Was brauchen Sie? – Mann, ist das hier die Kinderheilkunde gegen Krebs? – Wer hat Krebs, ein Kind? – Ja, mein Kind. Sie schicken mich hier den ganzen Tag auf und ab, ich weiß schon nicht mehr, wohin ich gehen soll, Mann. – Wie alt ist das Kind? – Zweiundzwanzig. – Okay, okay, es ist kein Kind, aber das ist hier, du bist am richtigen Ort.
Der fesche Chirurg dreht sich um und geht weg. Die Roma-Frau klopft an die nächste Tür. Sie wird abgewiesen. Nach ein paar Minuten kommt ein junger Mann die Treppe hoch. Ihr Sohn. Der Zweiundzwanzigjährige. Er öffnet die Tür und sagt: Alter, wer hat hier meine Mutter abgewiesen, hä? Mal hören!
Aus dem Zimmer rechts kommt eine Familie heraus. Sie weint. Sie weint das tiefe Weinen, das nur ein von der Angst gebrochenes Wesen weinen kann. Sohn, Mann und Vater traben ihr schweigend hinterher.

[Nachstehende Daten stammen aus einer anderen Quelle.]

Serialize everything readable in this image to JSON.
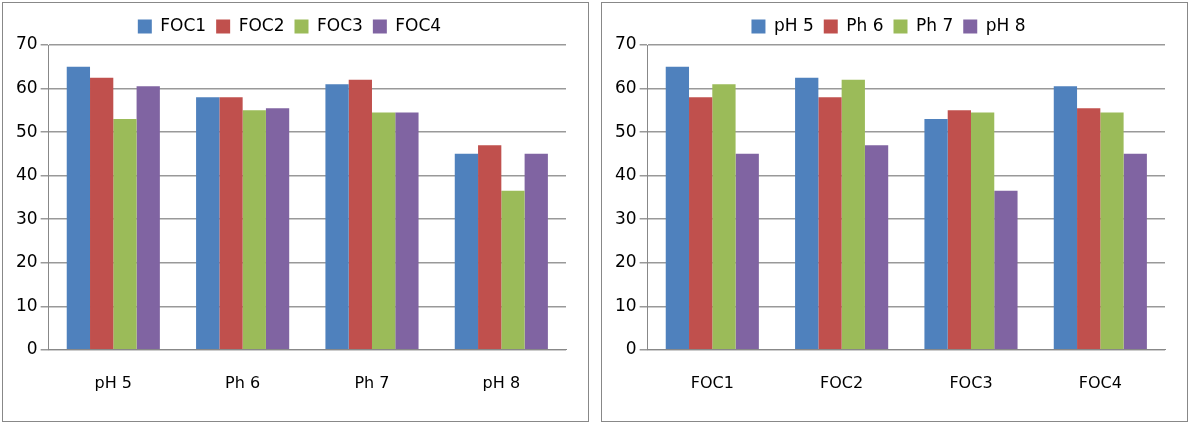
{
  "chart_data": [
    {
      "type": "bar",
      "categories": [
        "pH 5",
        "Ph 6",
        "Ph 7",
        "pH 8"
      ],
      "ylim": [
        0,
        70
      ],
      "yticks": [
        0,
        10,
        20,
        30,
        40,
        50,
        60,
        70
      ],
      "grid": "y",
      "legend": "top",
      "series": [
        {
          "name": "FOC1",
          "color": "#4f81bd",
          "values": [
            65,
            58,
            61,
            45
          ]
        },
        {
          "name": "FOC2",
          "color": "#c0504d",
          "values": [
            62.5,
            58,
            62,
            47
          ]
        },
        {
          "name": "FOC3",
          "color": "#9bbb59",
          "values": [
            53,
            55,
            54.5,
            36.5
          ]
        },
        {
          "name": "FOC4",
          "color": "#8064a2",
          "values": [
            60.5,
            55.5,
            54.5,
            45
          ]
        }
      ]
    },
    {
      "type": "bar",
      "categories": [
        "FOC1",
        "FOC2",
        "FOC3",
        "FOC4"
      ],
      "ylim": [
        0,
        70
      ],
      "yticks": [
        0,
        10,
        20,
        30,
        40,
        50,
        60,
        70
      ],
      "grid": "y",
      "legend": "top",
      "series": [
        {
          "name": "pH 5",
          "color": "#4f81bd",
          "values": [
            65,
            62.5,
            53,
            60.5
          ]
        },
        {
          "name": "Ph 6",
          "color": "#c0504d",
          "values": [
            58,
            58,
            55,
            55.5
          ]
        },
        {
          "name": "Ph 7",
          "color": "#9bbb59",
          "values": [
            61,
            62,
            54.5,
            54.5
          ]
        },
        {
          "name": "pH 8",
          "color": "#8064a2",
          "values": [
            45,
            47,
            36.5,
            45
          ]
        }
      ]
    }
  ]
}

Eine Frau um die Dreißig holt ihre Befunde am Tresen ab. Rennt ihrem Mann entgegen. Sie weint. Sie weint das Weinen eines von der Angst befreiten Menschen. Ich habe gewonnen, ich habe gewonnen. Sie hängt sich um seinen Hals und umarmt ihn fest. Es war das letzte Lächeln dieses Tages.
Sie schicken mich in einen anderen Teil des Gebäudes. Da ich offensichtlich nicht den richtigen Teil der Klinik gefunden habe, stoße ich auf eine Frau im Rollstuhl, ohne Beine, sie ist ganz eingewickelt in Drainageschläuche und raucht. Neben ihr ein altes, ausrangiertes Operationsbett und ein Münztelefon, Relikte aus einer anderen Zeit. Die Tür ist hinter ihr zugefallen, sie kommt jetzt nicht wieder rein. Sie inhaliert den Rauch, als wäre es ihr letzter. Sie tut es auf jene Art und Weise, auf die wir etwas angesichts der Endgültigkeit tun, wenn wir ohnehin keine Wahl mehr haben.

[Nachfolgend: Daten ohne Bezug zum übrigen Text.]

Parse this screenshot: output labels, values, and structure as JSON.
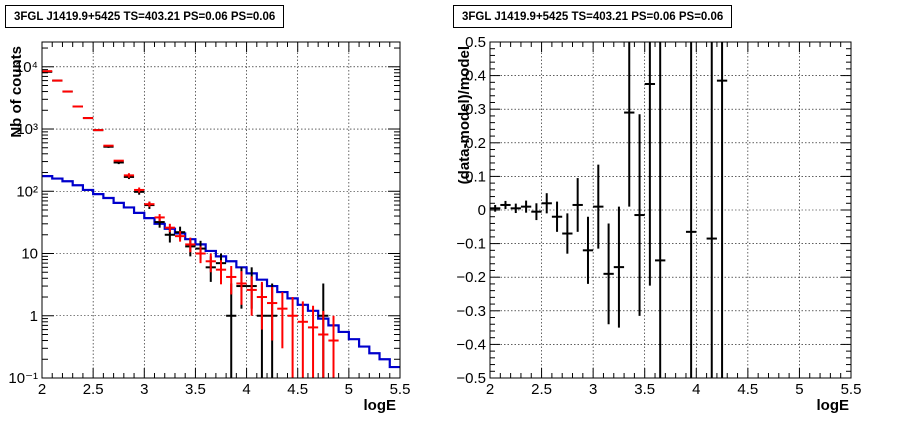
{
  "chart_data": [
    {
      "type": "line",
      "title": "3FGL J1419.9+5425 TS=403.21 PS=0.06 PS=0.06",
      "xlabel": "logE",
      "ylabel": "Nb of counts",
      "xlim": [
        2,
        5.5
      ],
      "ylim": [
        0.1,
        25000
      ],
      "yscale": "log",
      "grid": true,
      "x_ticks": [
        "2",
        "2.5",
        "3",
        "3.5",
        "4",
        "4.5",
        "5",
        "5.5"
      ],
      "y_ticks": [
        {
          "value": 0.1,
          "label": "10⁻¹"
        },
        {
          "value": 1,
          "label": "1"
        },
        {
          "value": 10,
          "label": "10"
        },
        {
          "value": 100,
          "label": "10²"
        },
        {
          "value": 1000,
          "label": "10³"
        },
        {
          "value": 10000,
          "label": "10⁴"
        }
      ],
      "bin_width": 0.1,
      "bin_centers": [
        2.05,
        2.15,
        2.25,
        2.35,
        2.45,
        2.55,
        2.65,
        2.75,
        2.85,
        2.95,
        3.05,
        3.15,
        3.25,
        3.35,
        3.45,
        3.55,
        3.65,
        3.75,
        3.85,
        3.95,
        4.05,
        4.15,
        4.25,
        4.35,
        4.45,
        4.55,
        4.65,
        4.75,
        4.85,
        4.95,
        5.05,
        5.15,
        5.25,
        5.35,
        5.45
      ],
      "series": [
        {
          "color": "#0000cc",
          "style": "step",
          "values": [
            175,
            160,
            145,
            125,
            105,
            90,
            78,
            65,
            55,
            45,
            37,
            30,
            25,
            21,
            17,
            14,
            11,
            9,
            7.5,
            6,
            4.8,
            3.8,
            3,
            2.4,
            1.9,
            1.5,
            1.2,
            0.9,
            0.7,
            0.55,
            0.42,
            0.32,
            0.25,
            0.2,
            0.15
          ]
        },
        {
          "color": "#ff0000",
          "style": "points",
          "x": [
            2.05,
            2.15,
            2.25,
            2.35,
            2.45,
            2.55,
            2.65,
            2.75,
            2.85,
            2.95,
            3.05,
            3.15,
            3.25,
            3.35,
            3.45,
            3.55,
            3.65,
            3.75,
            3.85,
            3.95,
            4.05,
            4.15,
            4.25,
            4.35,
            4.45,
            4.55,
            4.65,
            4.75,
            4.85
          ],
          "y": [
            8500,
            6000,
            4000,
            2300,
            1500,
            960,
            540,
            310,
            180,
            105,
            62,
            38,
            26,
            19,
            14,
            10,
            7.5,
            5.5,
            4.2,
            3.3,
            2.6,
            2.0,
            1.6,
            1.3,
            1.0,
            0.8,
            0.65,
            0.5,
            0.4
          ],
          "err_low": [
            0,
            0,
            0,
            0,
            0,
            0,
            0,
            0,
            15,
            10,
            6,
            5,
            4,
            3.5,
            3.5,
            3,
            2.5,
            2.3,
            2.0,
            1.8,
            1.6,
            1.4,
            1.2,
            1.0,
            0.9,
            0.75,
            0.6,
            0.49,
            0.39
          ],
          "err_high": [
            0,
            0,
            0,
            0,
            0,
            0,
            0,
            0,
            15,
            10,
            6,
            5,
            4,
            4,
            4,
            3,
            2.5,
            2.3,
            2.1,
            1.9,
            1.7,
            1.5,
            1.3,
            1.1,
            1.0,
            0.9,
            0.8,
            0.7,
            0.6
          ]
        },
        {
          "color": "#000000",
          "style": "points",
          "x": [
            2.05,
            2.15,
            2.25,
            2.35,
            2.45,
            2.55,
            2.65,
            2.75,
            2.85,
            2.95,
            3.05,
            3.15,
            3.25,
            3.35,
            3.45,
            3.55,
            3.65,
            3.75,
            3.85,
            3.95,
            4.05,
            4.15,
            4.25,
            4.75
          ],
          "y": [
            8300,
            6000,
            4000,
            2300,
            1500,
            960,
            520,
            290,
            170,
            98,
            60,
            32,
            20,
            22,
            13,
            12,
            6,
            7,
            1,
            3,
            3,
            1,
            1,
            1
          ],
          "err_low": [
            90,
            80,
            60,
            50,
            40,
            30,
            22,
            17,
            13,
            10,
            8,
            6,
            5,
            5,
            4,
            4,
            2.5,
            3,
            0.9,
            1.7,
            1.7,
            0.9,
            0.9,
            0.9
          ],
          "err_high": [
            90,
            80,
            60,
            50,
            40,
            30,
            22,
            17,
            13,
            10,
            8,
            6,
            5,
            5,
            4,
            4,
            3,
            3,
            2.3,
            3,
            3,
            2.3,
            2.3,
            2.3
          ]
        }
      ]
    },
    {
      "type": "scatter",
      "title": "3FGL J1419.9+5425 TS=403.21 PS=0.06 PS=0.06",
      "xlabel": "logE",
      "ylabel": "(data-model)/model",
      "xlim": [
        2,
        5.5
      ],
      "ylim": [
        -0.5,
        0.5
      ],
      "grid": true,
      "x_ticks": [
        "2",
        "2.5",
        "3",
        "3.5",
        "4",
        "4.5",
        "5",
        "5.5"
      ],
      "y_ticks": [
        "−0.5",
        "−0.4",
        "−0.3",
        "−0.2",
        "−0.1",
        "0",
        "0.1",
        "0.2",
        "0.3",
        "0.4",
        "0.5"
      ],
      "series": [
        {
          "color": "#000000",
          "x": [
            2.05,
            2.15,
            2.25,
            2.35,
            2.45,
            2.55,
            2.65,
            2.75,
            2.85,
            2.95,
            3.05,
            3.15,
            3.25,
            3.35,
            3.45,
            3.55,
            3.65,
            3.95,
            4.15,
            4.25
          ],
          "y": [
            0.005,
            0.015,
            0.005,
            0.01,
            -0.005,
            0.02,
            -0.02,
            -0.07,
            0.015,
            -0.12,
            0.01,
            -0.19,
            -0.17,
            0.29,
            -0.015,
            0.375,
            -0.15,
            -0.065,
            -0.085,
            0.385
          ],
          "err": [
            0.01,
            0.012,
            0.014,
            0.018,
            0.025,
            0.03,
            0.045,
            0.06,
            0.08,
            0.1,
            0.125,
            0.15,
            0.18,
            0.28,
            0.3,
            0.6,
            1.2,
            1.6,
            1.7,
            1.7
          ]
        }
      ]
    }
  ]
}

Der Tag ist noch immer nicht vorbei, doch es werden schon alle Vorkehrungen für die Nacht getroffen. Tag und Nacht haben im Krankenhaus verschiedene Rhythmen. Neben mir im Zimmer sind noch drei Personen: der ehemalige Chef einer großen Firma, ein Tennistrainer und ein Ingenieur.

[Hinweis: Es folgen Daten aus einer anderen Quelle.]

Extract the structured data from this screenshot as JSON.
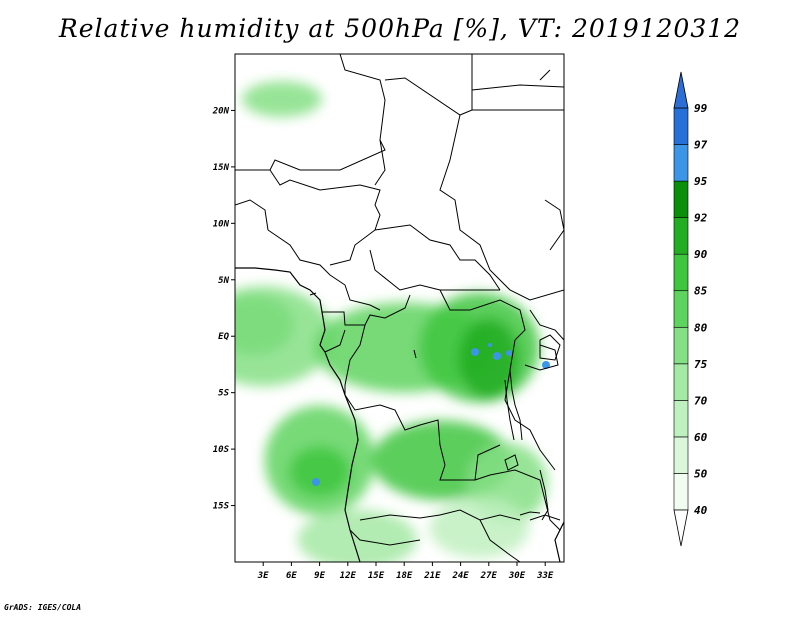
{
  "title": "Relative humidity at 500hPa [%], VT: 2019120312",
  "credit": "GrADS: IGES/COLA",
  "colors": {
    "land_outline": "#000000",
    "frame": "#000000"
  },
  "map": {
    "lon_range": [
      0,
      35
    ],
    "lat_range": [
      -20,
      25
    ],
    "lon_ticks": [
      {
        "value": 3,
        "label": "3E"
      },
      {
        "value": 6,
        "label": "6E"
      },
      {
        "value": 9,
        "label": "9E"
      },
      {
        "value": 12,
        "label": "12E"
      },
      {
        "value": 15,
        "label": "15E"
      },
      {
        "value": 18,
        "label": "18E"
      },
      {
        "value": 21,
        "label": "21E"
      },
      {
        "value": 24,
        "label": "24E"
      },
      {
        "value": 27,
        "label": "27E"
      },
      {
        "value": 30,
        "label": "30E"
      },
      {
        "value": 33,
        "label": "33E"
      }
    ],
    "lat_ticks": [
      {
        "value": 20,
        "label": "20N"
      },
      {
        "value": 15,
        "label": "15N"
      },
      {
        "value": 10,
        "label": "10N"
      },
      {
        "value": 5,
        "label": "5N"
      },
      {
        "value": 0,
        "label": "EQ"
      },
      {
        "value": -5,
        "label": "5S"
      },
      {
        "value": -10,
        "label": "10S"
      },
      {
        "value": -15,
        "label": "15S"
      }
    ]
  },
  "colorbar": {
    "levels": [
      {
        "label": "40",
        "color": "#f2fdf2"
      },
      {
        "label": "50",
        "color": "#daf7da"
      },
      {
        "label": "60",
        "color": "#bff0bf"
      },
      {
        "label": "70",
        "color": "#a4e9a4"
      },
      {
        "label": "75",
        "color": "#85df85"
      },
      {
        "label": "80",
        "color": "#5fd35f"
      },
      {
        "label": "85",
        "color": "#3fc63f"
      },
      {
        "label": "90",
        "color": "#22ad22"
      },
      {
        "label": "92",
        "color": "#0a8f0a"
      },
      {
        "label": "95",
        "color": "#3d95e8"
      },
      {
        "label": "97",
        "color": "#2670d9"
      },
      {
        "label": "99",
        "color": "#1f5fbf"
      }
    ],
    "below_color": "#ffffff",
    "above_color": "#2b6fd6"
  },
  "humidity_field": [
    {
      "lon": 2,
      "lat": 1,
      "rx": 40,
      "ry": 30,
      "level": 6
    },
    {
      "lon": 3,
      "lat": 0,
      "rx": 70,
      "ry": 50,
      "level": 4
    },
    {
      "lon": 9,
      "lat": -11,
      "rx": 55,
      "ry": 55,
      "level": 5
    },
    {
      "lon": 9,
      "lat": -12,
      "rx": 30,
      "ry": 25,
      "level": 6
    },
    {
      "lon": 18,
      "lat": -1,
      "rx": 90,
      "ry": 45,
      "level": 5
    },
    {
      "lon": 26,
      "lat": -1,
      "rx": 60,
      "ry": 55,
      "level": 6
    },
    {
      "lon": 27,
      "lat": -2,
      "rx": 30,
      "ry": 40,
      "level": 7
    },
    {
      "lon": 22,
      "lat": -11,
      "rx": 70,
      "ry": 40,
      "level": 6
    },
    {
      "lon": 29,
      "lat": -13,
      "rx": 40,
      "ry": 40,
      "level": 4
    },
    {
      "lon": 5,
      "lat": 21,
      "rx": 40,
      "ry": 18,
      "level": 4
    },
    {
      "lon": 13,
      "lat": -18,
      "rx": 60,
      "ry": 30,
      "level": 3
    },
    {
      "lon": 26,
      "lat": -17,
      "rx": 50,
      "ry": 30,
      "level": 2
    }
  ]
}
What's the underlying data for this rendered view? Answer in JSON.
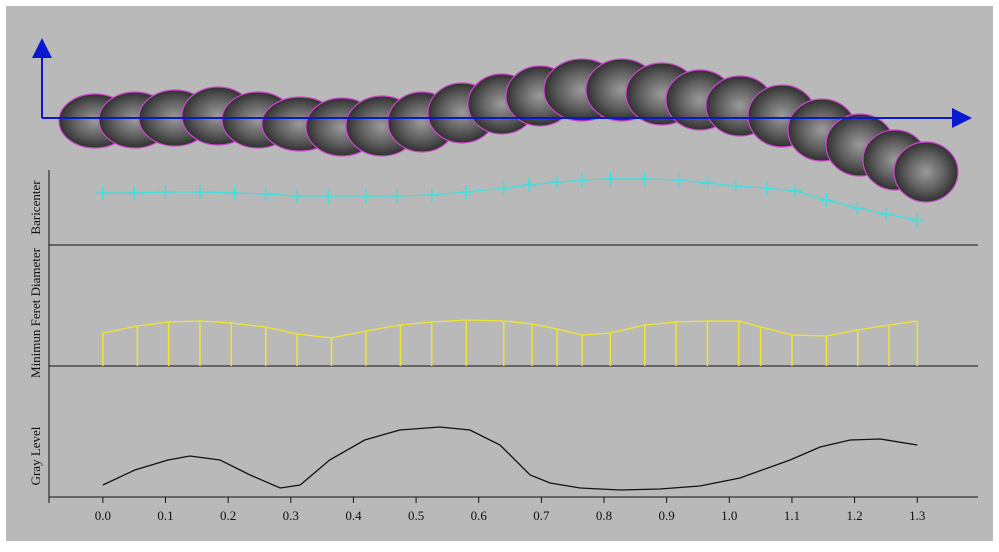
{
  "chart_data": [
    {
      "type": "line",
      "marker": "+",
      "ylabel": "Baricenter",
      "color": "#3fe0e0",
      "x": [
        0.0,
        0.05,
        0.1,
        0.155,
        0.21,
        0.26,
        0.31,
        0.36,
        0.42,
        0.47,
        0.525,
        0.58,
        0.64,
        0.68,
        0.725,
        0.765,
        0.81,
        0.865,
        0.92,
        0.965,
        1.01,
        1.06,
        1.105,
        1.155,
        1.205,
        1.25,
        1.3
      ],
      "values": [
        52,
        52,
        53,
        53,
        52,
        51,
        49,
        49,
        49,
        49,
        50,
        53,
        57,
        60,
        63,
        65,
        66,
        66,
        65,
        62,
        59,
        57,
        54,
        45,
        37,
        31,
        25
      ],
      "xlim": [
        -0.086,
        1.397
      ],
      "ylim": [
        0,
        75
      ]
    },
    {
      "type": "stem",
      "ylabel": "Minimun Feret Diameter",
      "color": "#f2e62a",
      "x": [
        0.0,
        0.055,
        0.105,
        0.155,
        0.205,
        0.26,
        0.31,
        0.365,
        0.42,
        0.475,
        0.525,
        0.58,
        0.64,
        0.685,
        0.725,
        0.765,
        0.81,
        0.865,
        0.915,
        0.965,
        1.015,
        1.05,
        1.1,
        1.155,
        1.205,
        1.255,
        1.3
      ],
      "values": [
        33,
        40,
        44,
        45,
        43,
        39,
        32,
        28,
        35,
        41,
        44,
        46,
        45,
        42,
        37,
        31,
        33,
        41,
        44,
        45,
        45,
        39,
        31,
        30,
        36,
        41,
        45
      ],
      "xlim": [
        -0.086,
        1.397
      ],
      "ylim": [
        0,
        106
      ]
    },
    {
      "type": "line",
      "ylabel": "Gray Level",
      "color": "#111111",
      "x": [
        0.0,
        0.051,
        0.104,
        0.139,
        0.187,
        0.235,
        0.283,
        0.315,
        0.362,
        0.418,
        0.474,
        0.538,
        0.586,
        0.634,
        0.682,
        0.714,
        0.762,
        0.826,
        0.889,
        0.953,
        1.017,
        1.097,
        1.145,
        1.193,
        1.241,
        1.3
      ],
      "values": [
        12,
        27,
        37,
        41,
        37,
        22,
        9,
        12,
        37,
        57,
        67,
        70,
        67,
        52,
        22,
        14,
        9,
        7,
        8,
        11,
        19,
        37,
        50,
        57,
        58,
        52
      ],
      "xlim": [
        -0.086,
        1.397
      ],
      "ylim": [
        0,
        82
      ],
      "xticks": [
        {
          "value": 0,
          "label": "0.0"
        },
        0.1,
        0.2,
        0.3,
        0.4,
        0.5,
        0.6,
        0.7,
        0.8,
        0.9,
        {
          "value": 1,
          "label": "1.0"
        },
        1.1,
        1.2,
        1.3
      ]
    }
  ]
}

Unfassbar, dass hier auf der Onkologie solche Zustände herrschen, aber dort werden Millionen für eine Kirche ausgegeben. Das ist gegen jeden gesunden Menschenverstand.
Niemand antwortet, komplette Stille, obwohl bis eben noch alle eifrig geplaudert haben. Die Lichter gehen aus, es ist Zeit, schlafen zu gehen. Wie auf Kommando ertönt plötzlich ein Rascheln. Durch die Dunkelheit erkenne ich Bewegungen. Meine Gesprächspartner und Mitstreiter holen ihre Heiligen aus den Tüten und stellen sie sorgfältig auf dem Metall-Nachtschränkchen auf. Manche einen, manche sogar drei.
In der Stille, von der die Klinik überflügelt wird, setze ich Kopfhörer auf und kehre zu meinem Hörbuch zurück.
Dabei wende ich mich an einen Gott, der noch nicht erfunden wurde.